STRUCTURE, FUNCTION & STABILITY OF T4 PHAGE LYSOZYME

结构、功能

• 批准号: 6309031
• 负责人: BRIAN W MATTHEWS
• 金额: $ 2.74万
• 依托单位: UNIVERSITY OF CALIF-LOS ALAMOS NAT LAB
• 依托单位国家: 美国
• 财政年份: 2000
• 资助国家: 美国
• 起止时间: 2000-02-01 至 2002-01-14
• 项目状态: 已结题
• 来源: https://reporter.nih.gov/project-details/6309031
• 关键词: bacteria; bioengineering /biomedical engineering; biomedical resource; biotechnology; virus

The SIR provided (l)-te-met; 1.8g The principal objective of this proposal is to use T4 lysozyme as a model system to better understand the factors that determine the folding, stability, structure and function of proteins. The specific research to be accomplished includes the following: (a) An attempt will be made to simplify the protein folding problem by identifying which residues, or combinations of residues, in T4 lysozyme are critical for folding and stability. We want to understand not only how given residues contribute to stability, but also the signals, if any, that define the elements of secondary structure. Ultimately we would like to reduce the amino acid sequence of T4 lysozyme to the simplest form that will still give a folded, functional protein. (b) Methionine substitution, together with other nonpolar replacements, will be used to better understand the core-packing interactions that are critical to protein folding. (c) Methods will be developed and tested to improve protein stability. (d) Cavities within T4 lysozyme will be exploited both to understand protein-ligand interaction and to engineer novel active sites. (e) The role of strain within the protein will be systematically analyzed.
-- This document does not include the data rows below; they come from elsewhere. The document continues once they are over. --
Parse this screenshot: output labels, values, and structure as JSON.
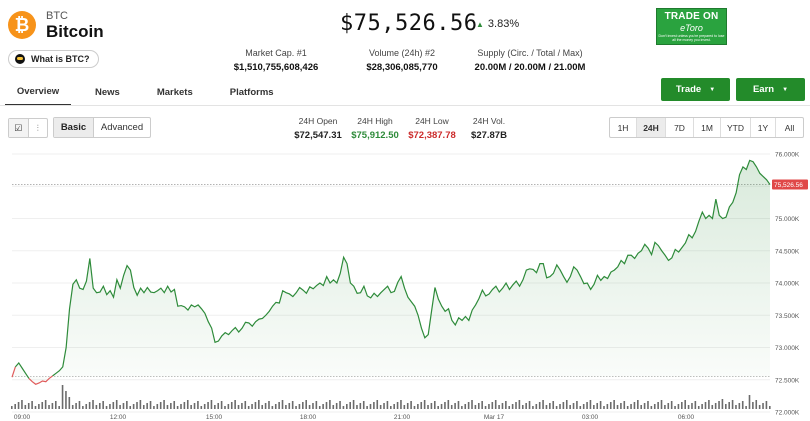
{
  "coin": {
    "symbol": "BTC",
    "name": "Bitcoin",
    "icon_glyph": "₿",
    "icon": "bitcoin-icon",
    "what_is": "What is BTC?"
  },
  "price": {
    "value": "$75,526.56",
    "change": "3.83%",
    "direction": "up"
  },
  "stats": [
    {
      "label": "Market Cap. #1",
      "value": "$1,510,755,608,426"
    },
    {
      "label": "Volume (24h) #2",
      "value": "$28,306,085,770"
    },
    {
      "label": "Supply (Circ. / Total / Max)",
      "value": "20.00M / 20.00M / 21.00M"
    }
  ],
  "ad": {
    "line1": "TRADE ON",
    "line2": "eToro",
    "disclaimer": "Don't invest unless you're prepared to lose all the money you invest."
  },
  "tabs": [
    {
      "label": "Overview",
      "active": true
    },
    {
      "label": "News"
    },
    {
      "label": "Markets"
    },
    {
      "label": "Platforms"
    }
  ],
  "actions": {
    "trade": "Trade",
    "earn": "Earn"
  },
  "chart_mode": {
    "basic": "Basic",
    "advanced": "Advanced"
  },
  "ohlc": [
    {
      "label": "24H Open",
      "value": "$72,547.31",
      "color": "#222222"
    },
    {
      "label": "24H High",
      "value": "$75,912.50",
      "color": "#2e8b3a"
    },
    {
      "label": "24H Low",
      "value": "$72,387.78",
      "color": "#cc2b2b"
    },
    {
      "label": "24H Vol.",
      "value": "$27.87B",
      "color": "#222222"
    }
  ],
  "ranges": [
    "1H",
    "24H",
    "7D",
    "1M",
    "YTD",
    "1Y",
    "All"
  ],
  "active_range": "24H",
  "colors": {
    "accent_green": "#238b2a",
    "line_up": "#2e8b3a",
    "line_down": "#e05b5b",
    "price_label": "#e04848"
  },
  "chart_data": {
    "type": "line",
    "x_ticks": [
      "09:00",
      "12:00",
      "15:00",
      "18:00",
      "21:00",
      "Mar 17",
      "03:00",
      "06:00"
    ],
    "y_ticks": [
      "76.000K",
      "75.500K",
      "75.000K",
      "74.500K",
      "74.000K",
      "73.500K",
      "73.000K",
      "72.500K",
      "72.000K"
    ],
    "ylim": [
      72000,
      76000
    ],
    "open": 72547.31,
    "last_price_label": "75,526.56",
    "last_price": 75526.56,
    "price": [
      72540,
      72700,
      72760,
      72680,
      72600,
      72520,
      72470,
      72430,
      72450,
      72480,
      72470,
      72520,
      72560,
      72600,
      72640,
      72700,
      73000,
      73600,
      73980,
      74050,
      73920,
      73900,
      74030,
      74380,
      73920,
      73850,
      73860,
      73950,
      73820,
      73880,
      73780,
      74050,
      73920,
      74120,
      74270,
      74200,
      73930,
      73810,
      73920,
      73850,
      73930,
      73860,
      73850,
      73880,
      73920,
      73850,
      73950,
      73860,
      73900,
      73640,
      73650,
      73630,
      73580,
      73660,
      73630,
      73660,
      73600,
      73530,
      73400,
      73300,
      73080,
      73100,
      73180,
      73230,
      73200,
      73260,
      73310,
      73240,
      73300,
      73390,
      73380,
      73330,
      73400,
      73440,
      73450,
      73500,
      73560,
      73640,
      73700,
      73690,
      73880,
      73850,
      73830,
      73790,
      73850,
      73930,
      73890,
      73840,
      73940,
      73910,
      73960,
      74000,
      73960,
      74100,
      74000,
      74050,
      74000,
      74150,
      74400,
      74300,
      74000,
      73950,
      73840,
      73850,
      73950,
      73800,
      73770,
      73840,
      73790,
      73850,
      73900,
      73950,
      73850,
      73870,
      74010,
      74100,
      73920,
      73780,
      73710,
      73640,
      73500,
      73300,
      73150,
      73200,
      73570,
      73930,
      73750,
      73640,
      73560,
      73600,
      73420,
      73350,
      73460,
      73420,
      73480,
      73420,
      73580,
      73660,
      73760,
      73890,
      73800,
      73830,
      73900,
      73950,
      73860,
      73920,
      74000,
      73900,
      73970,
      74030,
      73950,
      74050,
      74200,
      74220,
      74210,
      74160,
      74300,
      74300,
      74080,
      74100,
      74150,
      74280,
      74200,
      74100,
      74010,
      74100,
      74250,
      74200,
      74100,
      73990,
      74000,
      73900,
      73980,
      74120,
      74040,
      74100,
      74070,
      74170,
      74200,
      74250,
      74350,
      74300,
      74430,
      74430,
      74380,
      74460,
      74500,
      74600,
      74540,
      74440,
      74630,
      74580,
      74500,
      74430,
      74350,
      74390,
      74520,
      74480,
      74550,
      74620,
      74750,
      74700,
      74800,
      74960,
      75100,
      75000,
      75050,
      75000,
      75300,
      75050,
      75000,
      75020,
      75180,
      75250,
      75400,
      75680,
      75800,
      75760,
      75900,
      75880,
      75800,
      75700,
      75650,
      75600,
      75526
    ]
  }
}
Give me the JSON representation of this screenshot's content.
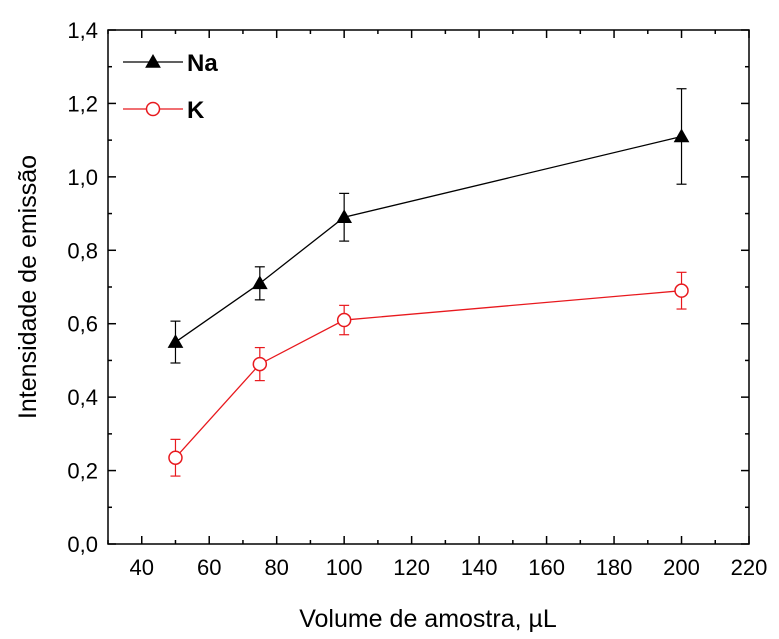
{
  "chart_data": {
    "type": "line",
    "title": "",
    "xlabel": "Volume de amostra, µL",
    "ylabel": "Intensidade de emissão",
    "xlim": [
      30,
      220
    ],
    "ylim": [
      0.0,
      1.4
    ],
    "xticks": [
      40,
      60,
      80,
      100,
      120,
      140,
      160,
      180,
      200,
      220
    ],
    "xtick_labels": [
      "40",
      "60",
      "80",
      "100",
      "120",
      "140",
      "160",
      "180",
      "200",
      "220"
    ],
    "yticks": [
      0.0,
      0.2,
      0.4,
      0.6,
      0.8,
      1.0,
      1.2,
      1.4
    ],
    "ytick_labels": [
      "0,0",
      "0,2",
      "0,4",
      "0,6",
      "0,8",
      "1,0",
      "1,2",
      "1,4"
    ],
    "grid": false,
    "legend_position": "top-left",
    "series": [
      {
        "name": "Na",
        "color": "#000000",
        "marker": "filled-triangle",
        "x": [
          50,
          75,
          100,
          200
        ],
        "y": [
          0.55,
          0.71,
          0.89,
          1.11
        ],
        "error": [
          0.057,
          0.045,
          0.065,
          0.13
        ]
      },
      {
        "name": "K",
        "color": "#e8191e",
        "marker": "open-circle",
        "x": [
          50,
          75,
          100,
          200
        ],
        "y": [
          0.235,
          0.49,
          0.61,
          0.69
        ],
        "error": [
          0.05,
          0.045,
          0.04,
          0.05
        ]
      }
    ]
  }
}
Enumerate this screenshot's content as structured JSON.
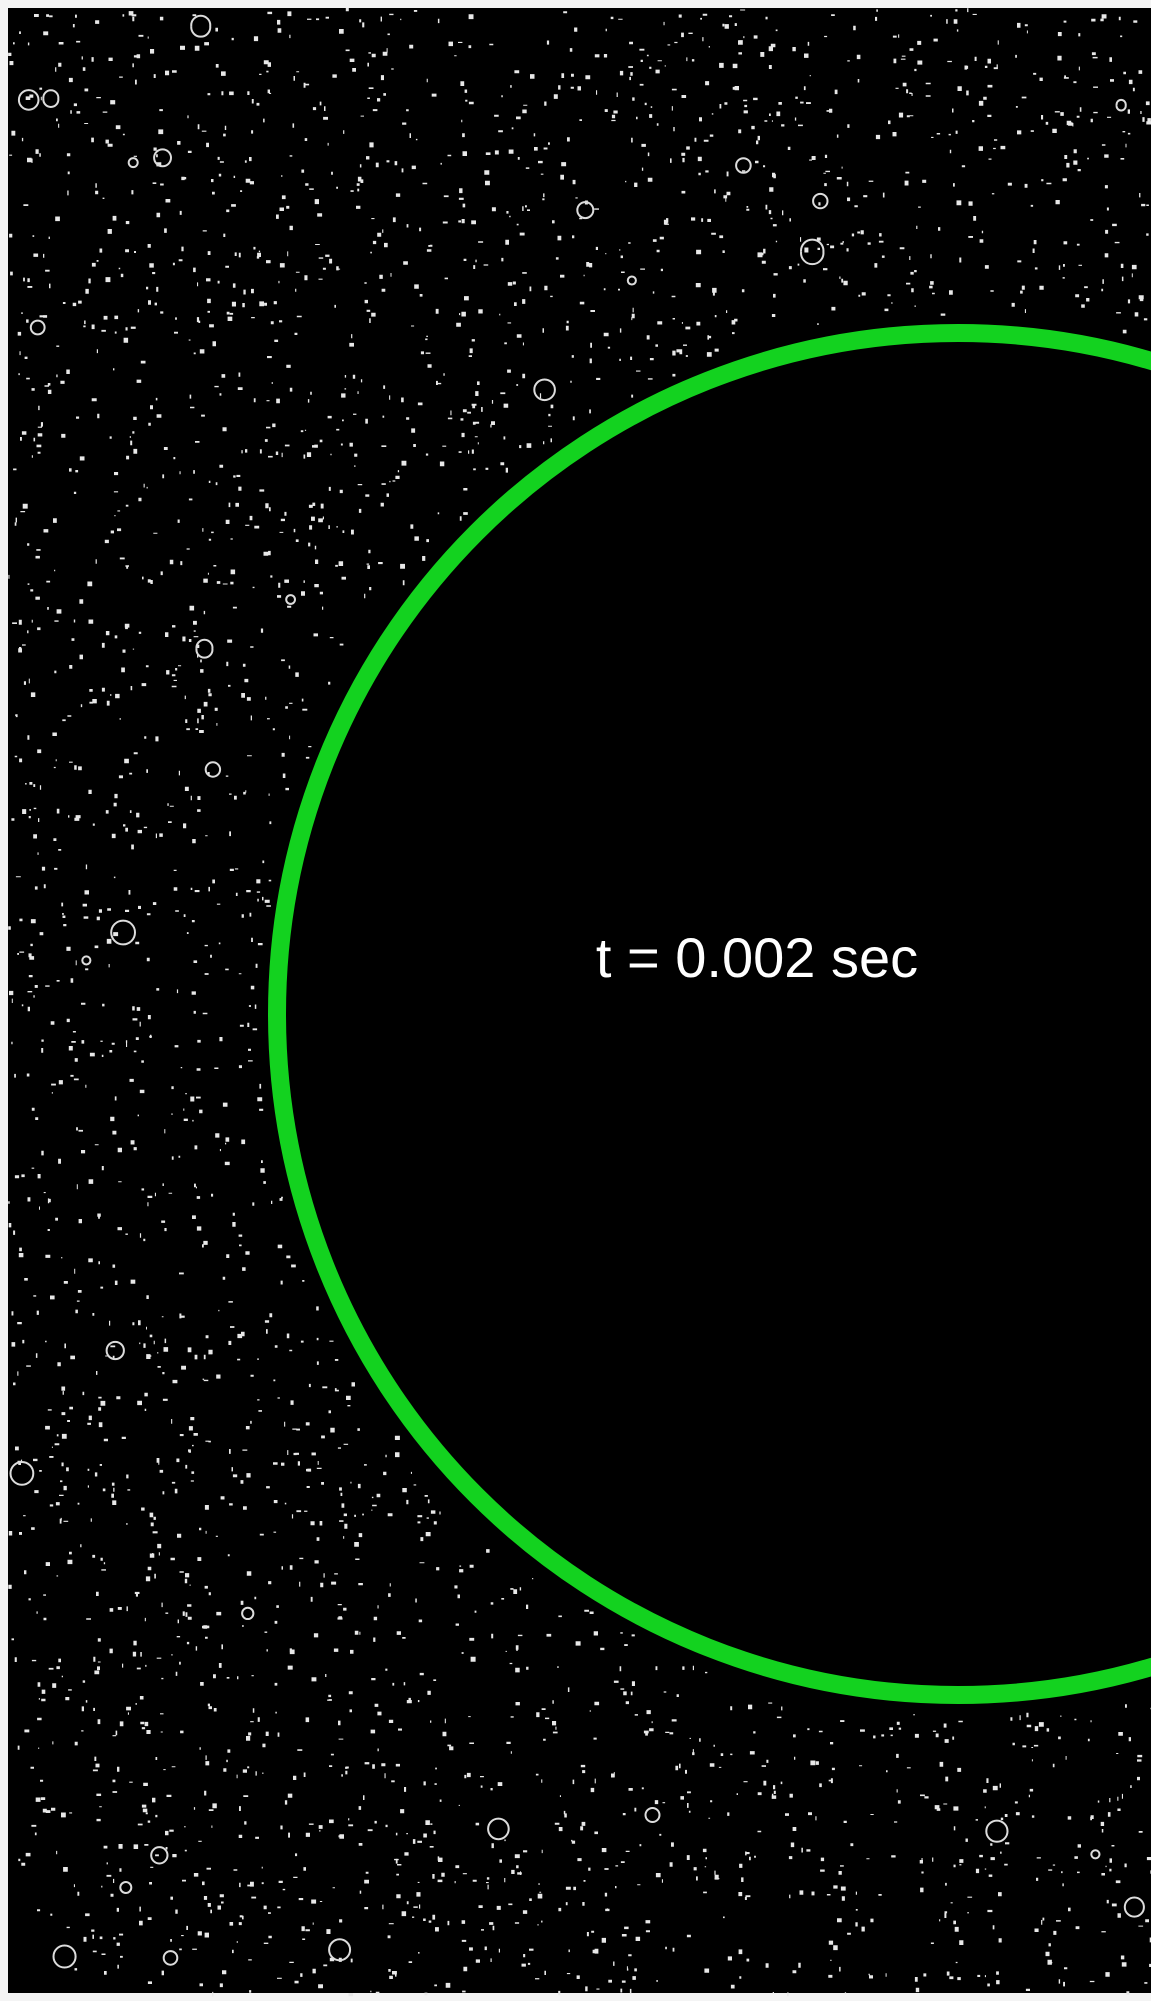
{
  "caption": "t = 0.002 sec"
}
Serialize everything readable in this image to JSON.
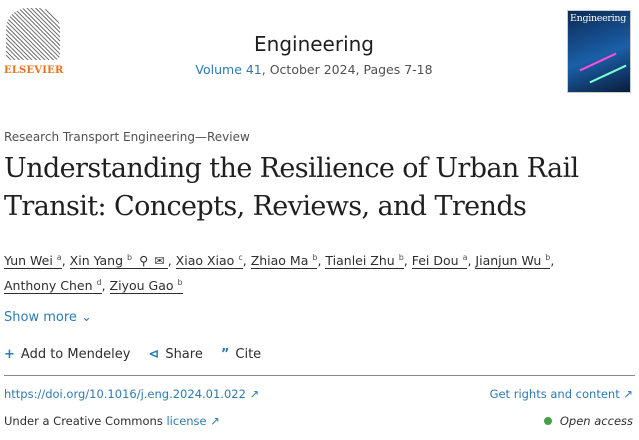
{
  "header": {
    "publisher": "ELSEVIER",
    "journal_title": "Engineering",
    "volume_link": "Volume 41",
    "issue_info": ", October 2024, Pages 7-18",
    "cover_title": "Engineering"
  },
  "article": {
    "section": "Research Transport Engineering—Review",
    "title": "Understanding the Resilience of Urban Rail Transit: Concepts, Reviews, and Trends",
    "authors": [
      {
        "name": "Yun Wei",
        "aff": "a"
      },
      {
        "name": "Xin Yang",
        "aff": "b"
      },
      {
        "name": "Xiao Xiao",
        "aff": "c"
      },
      {
        "name": "Zhiao Ma",
        "aff": "b"
      },
      {
        "name": "Tianlei Zhu",
        "aff": "b"
      },
      {
        "name": "Fei Dou",
        "aff": "a"
      },
      {
        "name": "Jianjun Wu",
        "aff": "b"
      },
      {
        "name": "Anthony Chen",
        "aff": "d"
      },
      {
        "name": "Ziyou Gao",
        "aff": "b"
      }
    ],
    "show_more": "Show more"
  },
  "actions": {
    "mendeley": "Add to Mendeley",
    "share": "Share",
    "cite": "Cite"
  },
  "links": {
    "doi": "https://doi.org/10.1016/j.eng.2024.01.022",
    "rights": "Get rights and content",
    "license_prefix": "Under a Creative Commons ",
    "license_link": "license",
    "open_access": "Open access"
  },
  "colors": {
    "link": "#2e7bb0",
    "publisher": "#e9711c",
    "open_access": "#43a047"
  }
}
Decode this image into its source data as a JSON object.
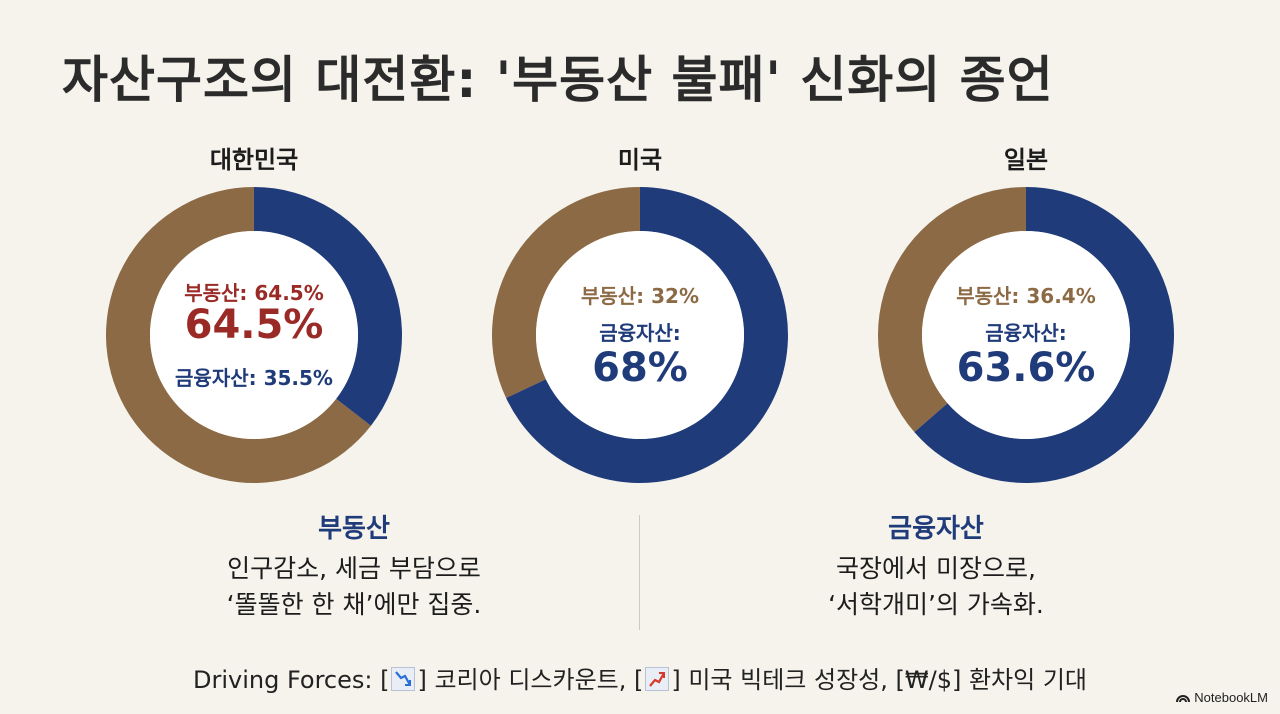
{
  "title": "자산구조의 대전환: '부동산 불패' 신화의 종언",
  "colors": {
    "real_estate": "#8c6a45",
    "financial": "#1f3b7a",
    "korea_highlight": "#9a2a26"
  },
  "chart_data": [
    {
      "type": "pie",
      "title": "대한민국",
      "series": [
        {
          "name": "부동산",
          "value": 64.5
        },
        {
          "name": "금융자산",
          "value": 35.5
        }
      ],
      "center_labels": {
        "line1": "부동산: 64.5%",
        "big": "64.5%",
        "line2": "금융자산: 35.5%"
      }
    },
    {
      "type": "pie",
      "title": "미국",
      "series": [
        {
          "name": "부동산",
          "value": 32
        },
        {
          "name": "금융자산",
          "value": 68
        }
      ],
      "center_labels": {
        "line1": "부동산: 32%",
        "line2": "금융자산:",
        "big": "68%"
      }
    },
    {
      "type": "pie",
      "title": "일본",
      "series": [
        {
          "name": "부동산",
          "value": 36.4
        },
        {
          "name": "금융자산",
          "value": 63.6
        }
      ],
      "center_labels": {
        "line1": "부동산: 36.4%",
        "line2": "금융자산:",
        "big": "63.6%"
      }
    }
  ],
  "left_column": {
    "heading": "부동산",
    "line1": "인구감소, 세금 부담으로",
    "line2": "‘똘똘한 한 채’에만 집중."
  },
  "right_column": {
    "heading": "금융자산",
    "line1": "국장에서 미장으로,",
    "line2": "‘서학개미’의 가속화."
  },
  "footer": {
    "prefix": "Driving Forces: [",
    "item1": "] 코리아 디스카운트, [",
    "item2": "] 미국 빅테크 성장성, [",
    "currency": "₩/$",
    "item3": "] 환차익 기대",
    "icon1": "chart-down-icon",
    "icon2": "chart-up-icon"
  },
  "brand": "NotebookLM"
}
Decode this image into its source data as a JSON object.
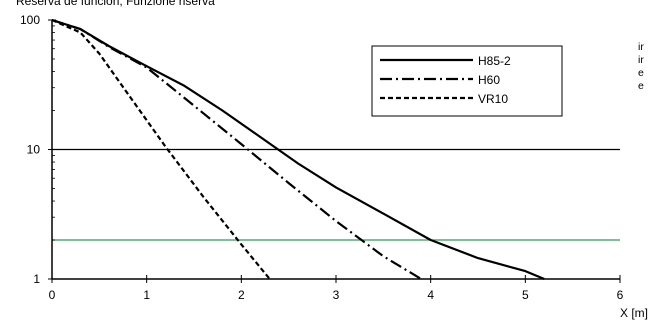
{
  "chart_data": {
    "type": "line",
    "title": "Reserva de función, Funzione riserva",
    "xlabel": "X [m]",
    "ylabel": "",
    "xlim": [
      0,
      6
    ],
    "ylim": [
      1,
      100
    ],
    "yscale": "log",
    "x_ticks": [
      "0",
      "1",
      "2",
      "3",
      "4",
      "5",
      "6"
    ],
    "y_ticks": [
      "1",
      "10",
      "100"
    ],
    "grid": false,
    "reference_lines": [
      {
        "y": 10,
        "color": "#000000"
      },
      {
        "y": 2,
        "color": "#2e9b57"
      }
    ],
    "legend_position": "top-right",
    "series": [
      {
        "name": "H85-2",
        "style": "solid",
        "x": [
          0,
          0.3,
          0.6,
          1.0,
          1.4,
          1.8,
          2.2,
          2.6,
          3.0,
          3.5,
          4.0,
          4.5,
          5.0,
          5.2
        ],
        "y": [
          100,
          85,
          63,
          44,
          31,
          20,
          12.5,
          7.8,
          5.1,
          3.2,
          2.0,
          1.45,
          1.15,
          1.0
        ]
      },
      {
        "name": "H60",
        "style": "dash-dot",
        "x": [
          0,
          0.3,
          0.6,
          1.0,
          1.4,
          2.0,
          2.5,
          3.0,
          3.5,
          3.9
        ],
        "y": [
          100,
          85,
          62,
          43,
          25,
          11,
          5.5,
          2.8,
          1.5,
          1.0
        ]
      },
      {
        "name": "VR10",
        "style": "dashed",
        "x": [
          0,
          0.3,
          0.5,
          0.8,
          1.2,
          1.6,
          2.0,
          2.3
        ],
        "y": [
          100,
          80,
          55,
          27,
          10.5,
          4.3,
          1.85,
          1.0
        ]
      }
    ]
  },
  "side_notes": [
    "ir",
    "ir",
    "e",
    "e"
  ]
}
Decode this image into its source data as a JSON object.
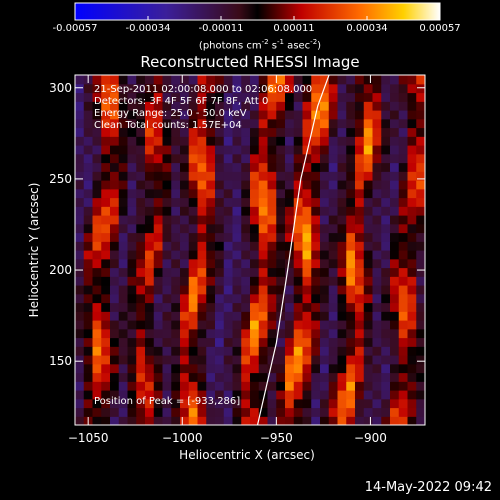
{
  "chart_data": {
    "type": "heatmap",
    "title": "Reconstructed RHESSI Image",
    "xlabel": "Heliocentric X (arcsec)",
    "ylabel": "Heliocentric Y (arcsec)",
    "xlim": [
      -1057,
      -871
    ],
    "ylim": [
      115,
      307
    ],
    "x_ticks": [
      -1050,
      -1000,
      -950,
      -900
    ],
    "y_ticks": [
      150,
      200,
      250,
      300
    ],
    "colorbar": {
      "ticks": [
        "-0.00057",
        "-0.00034",
        "-0.00011",
        "0.00011",
        "0.00034",
        "0.00057"
      ],
      "unit_parts": [
        "(photons cm",
        "-2",
        " s",
        "-1",
        " asec",
        "-2",
        ")"
      ],
      "range": [
        -0.00057,
        0.00057
      ]
    },
    "annotations": [
      "21-Sep-2011 02:00:08.000 to 02:06:08.000",
      "Detectors: 3F 4F 5F 6F 7F 8F, Att 0",
      "Energy Range: 25.0 - 50.0 keV",
      "Clean     Total counts: 1.57E+04",
      "Position of Peak = [-933,286]"
    ],
    "bands": [
      {
        "x": -1043,
        "amp": 0.00048
      },
      {
        "x": -1018,
        "amp": 0.0004
      },
      {
        "x": -992,
        "amp": 0.0005
      },
      {
        "x": -958,
        "amp": 0.00054
      },
      {
        "x": -935,
        "amp": 0.00057
      },
      {
        "x": -908,
        "amp": 0.00052
      },
      {
        "x": -880,
        "amp": 0.00046
      }
    ],
    "limb": [
      [
        -960,
        115
      ],
      [
        -950,
        160
      ],
      [
        -944,
        200
      ],
      [
        -937,
        250
      ],
      [
        -928,
        290
      ],
      [
        -922,
        307
      ]
    ]
  },
  "footer": {
    "timestamp": "14-May-2022 09:42"
  }
}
SIR提供（L）-TE-MET； 1.8G这是主要目标 建议是使用T4溶菌酶作为模型系统来更好地理解 决定折叠，稳定性，结构和 蛋白质的功能。 要完成的具体研究 包括以下内容：（a）将尝试简化 蛋白质折叠问题通过识别哪些残基或组合 残留物中的T4溶菌酶对于折叠和稳定性至关重要。 我们不仅要了解给定残留物的贡献 稳定性，以及信号（如果有的话）定义的元素 二级结构。 最终我们想减少氨基 T4溶菌酶的酸序列至最简单的形式仍然会给出 折叠的功能性蛋白质。 （b）蛋氨酸取代，一起 与其他非极性替代品一起，将用于更好地理解 对蛋白质折叠至关重要的核心包装相互作用。 （c）将开发和测试方法以提高蛋白质稳定性。 （d）将利用T4溶菌酶内的空腔来理解 蛋白质 - 配体相互作用和工程师新型活性位点。 （E） 蛋白质中应变的作用将进行系统分析。